Als meine Brüder einmütig Protestgeschrei anstimmen, stopfe ich grinsend noch ein Paar Jeans in meinen Trolley.
»Ich glaube, so viel Mühe hast du dir schon seit einer Ewigkeit nicht mehr für eine Frau gegeben. Wie lange hast du sie jetzt nicht gesehen? Ein Jahr?«, fragt Lachlan unvermittelt.
Fionn bekommt einen Hustenanfall, der im ganzen Zimmer widerhallt. Lachlan und ich sehen zu, wie er orangefarbene Stückchen in seine Hand hustet.
»Was? Ein ganzes verdammtes Jahr? Und wieso erfahre ich das erst jetzt?«
»Weil du mit deinem Arsch in irgendeinem Provinzkaff gesteckt hast, um den Landarzt zu spielen, deshalb«, lacht Lachlan. »Kehr nach Boston zurück, Fionn. Hör auf, dich in deiner kitschigen Vorstellung vom Ärztedasein zu suhlen, und komm nach Hause, um echte Medizin zu praktizieren.«
»Wichser« , sagen Fionn und ich wie aus einem Mund.
Lachlan grinst, stellt sein Glas auf dem Tischchen ab, holt ein Springmesser mit Perlmuttgriff aus der Tasche und lehnt sich zurück, um den Riemen seines extra für ihn angefertigten Abziehleders herauszuziehen. Er steckt seinen Mittelfinger durch den Metallring am Ende des Gürtels und zieht den Riemen straff, dann fängt er an, die Klinge des Messers zu schärfen. Das macht er schon seit unserer Kindheit, denn es beruhigt ihn. Auch wenn Lachlan Fionn und mich gern aufzieht, weiß ich doch, es stresst ihn, dass unser jüngerer Bruder nicht mehr in derselben Stadt lebt wie wir und dass ich jetzt auch noch losziehe, um ein irres Todesspielchen mit einer Serienmörderin zu spielen, die ich kaum kenne. »Nein, im Ernst«, sagt er, nachdem er die Klinge ein paar Mal über das Rindsleder gezogen hat. »Nebraska ist viel zu weit weg, Junge.
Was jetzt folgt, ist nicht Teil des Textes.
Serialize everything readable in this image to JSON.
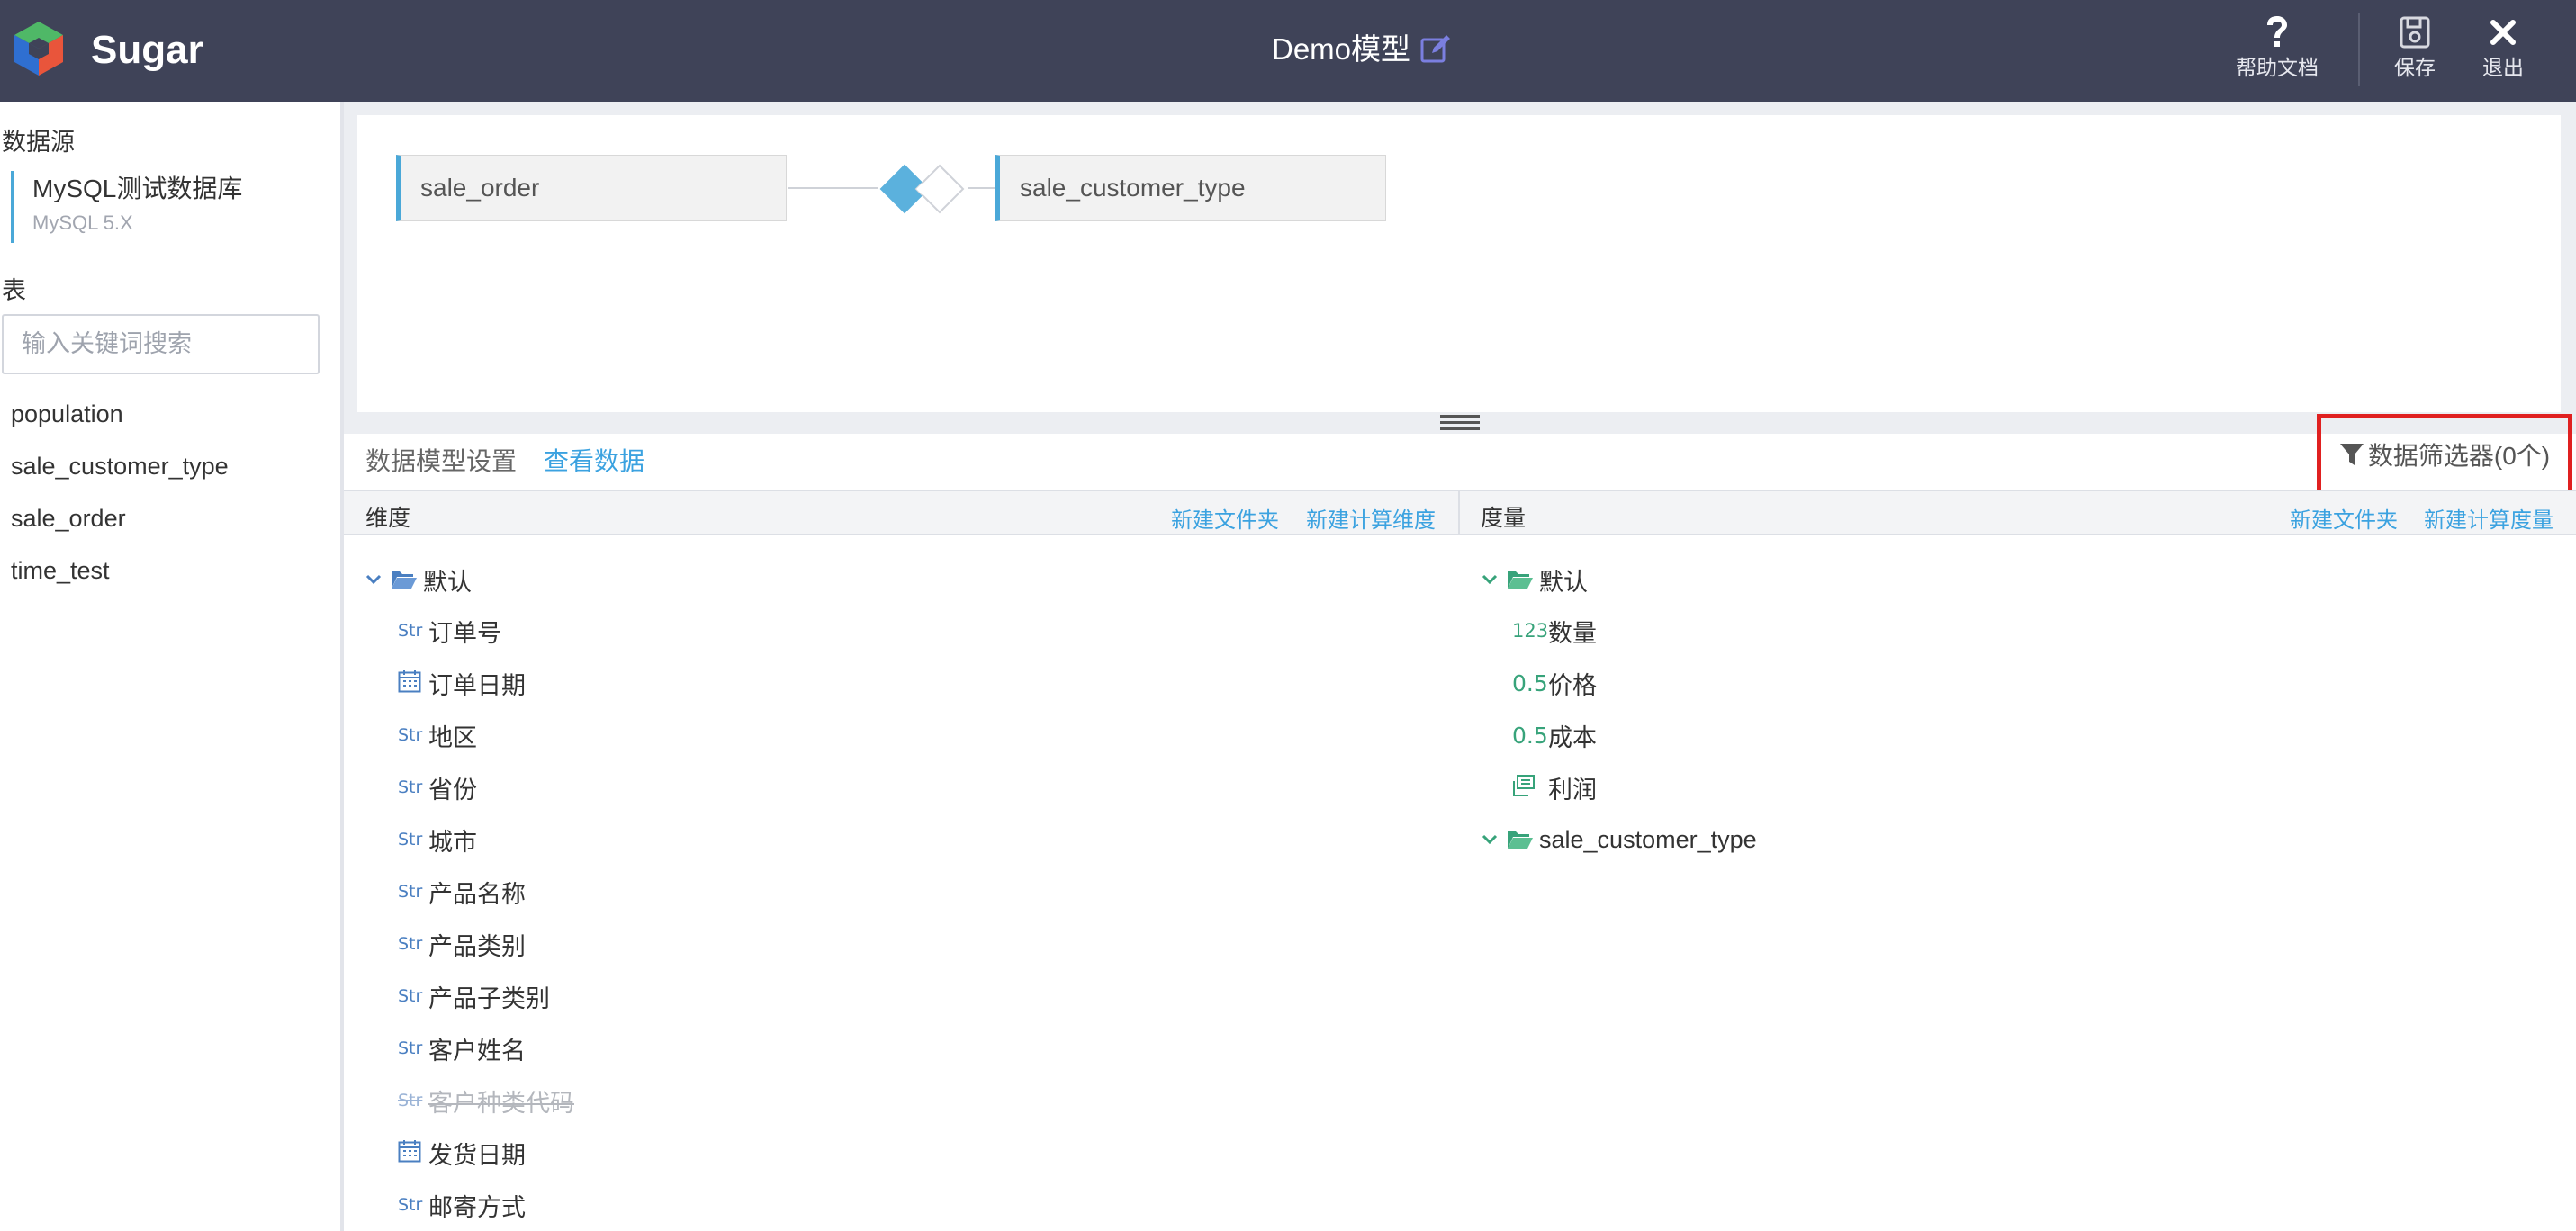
{
  "header": {
    "brand": "Sugar",
    "model_title": "Demo模型",
    "help_label": "帮助文档",
    "save_label": "保存",
    "exit_label": "退出"
  },
  "sidebar": {
    "datasource_title": "数据源",
    "datasource": {
      "name": "MySQL测试数据库",
      "type": "MySQL 5.X"
    },
    "tables_title": "表",
    "search_placeholder": "输入关键词搜索",
    "tables": [
      "population",
      "sale_customer_type",
      "sale_order",
      "time_test"
    ]
  },
  "canvas": {
    "left_table": "sale_order",
    "right_table": "sale_customer_type"
  },
  "tabs": {
    "settings": "数据模型设置",
    "view_data": "查看数据",
    "filter": "数据筛选器(0个)"
  },
  "dimensions": {
    "title": "维度",
    "new_folder": "新建文件夹",
    "new_calc": "新建计算维度",
    "folder": "默认",
    "type_str": "Str",
    "items": [
      {
        "type": "Str",
        "label": "订单号"
      },
      {
        "type": "date",
        "label": "订单日期"
      },
      {
        "type": "Str",
        "label": "地区"
      },
      {
        "type": "Str",
        "label": "省份"
      },
      {
        "type": "Str",
        "label": "城市"
      },
      {
        "type": "Str",
        "label": "产品名称"
      },
      {
        "type": "Str",
        "label": "产品类别"
      },
      {
        "type": "Str",
        "label": "产品子类别"
      },
      {
        "type": "Str",
        "label": "客户姓名"
      },
      {
        "type": "Str",
        "label": "客户种类代码",
        "disabled": true
      },
      {
        "type": "date",
        "label": "发货日期"
      },
      {
        "type": "Str",
        "label": "邮寄方式"
      }
    ]
  },
  "measures": {
    "title": "度量",
    "new_folder": "新建文件夹",
    "new_calc": "新建计算度量",
    "folder": "默认",
    "folder2": "sale_customer_type",
    "type_int": "123",
    "type_num": "0.5",
    "items": [
      {
        "type": "123",
        "label": "数量"
      },
      {
        "type": "0.5",
        "label": "价格"
      },
      {
        "type": "0.5",
        "label": "成本"
      },
      {
        "type": "calc",
        "label": "利润"
      }
    ]
  },
  "colors": {
    "header_bg": "#3f4358",
    "accent": "#3ba2e0",
    "join_blue": "#5bb1dd",
    "highlight_red": "#e02020"
  }
}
Außerdem verpasst du da draußen all die hübschen Einzelheiten über Rowans nicht existentes, tragikomisches Liebesleben.«
»Das stimmt«, gibt Fionn zu. Er verschränkt die Arme, lehnt sich gegen die Kommode und senkt den Blick. Vermutlich wägt er die numerischen Werte von eingeweiht sein und nicht eingeweiht sein ab und errechnet damit die statistische Wahrscheinlichkeit auf Glück geteilt durch Pi.
Verdammter Nerd.
»Hast du sie schon gesehen?«, fragt er, als er aus seiner analytischen Trance erwacht, und schaut Lachlan direkt an, als wäre ich nicht mal da.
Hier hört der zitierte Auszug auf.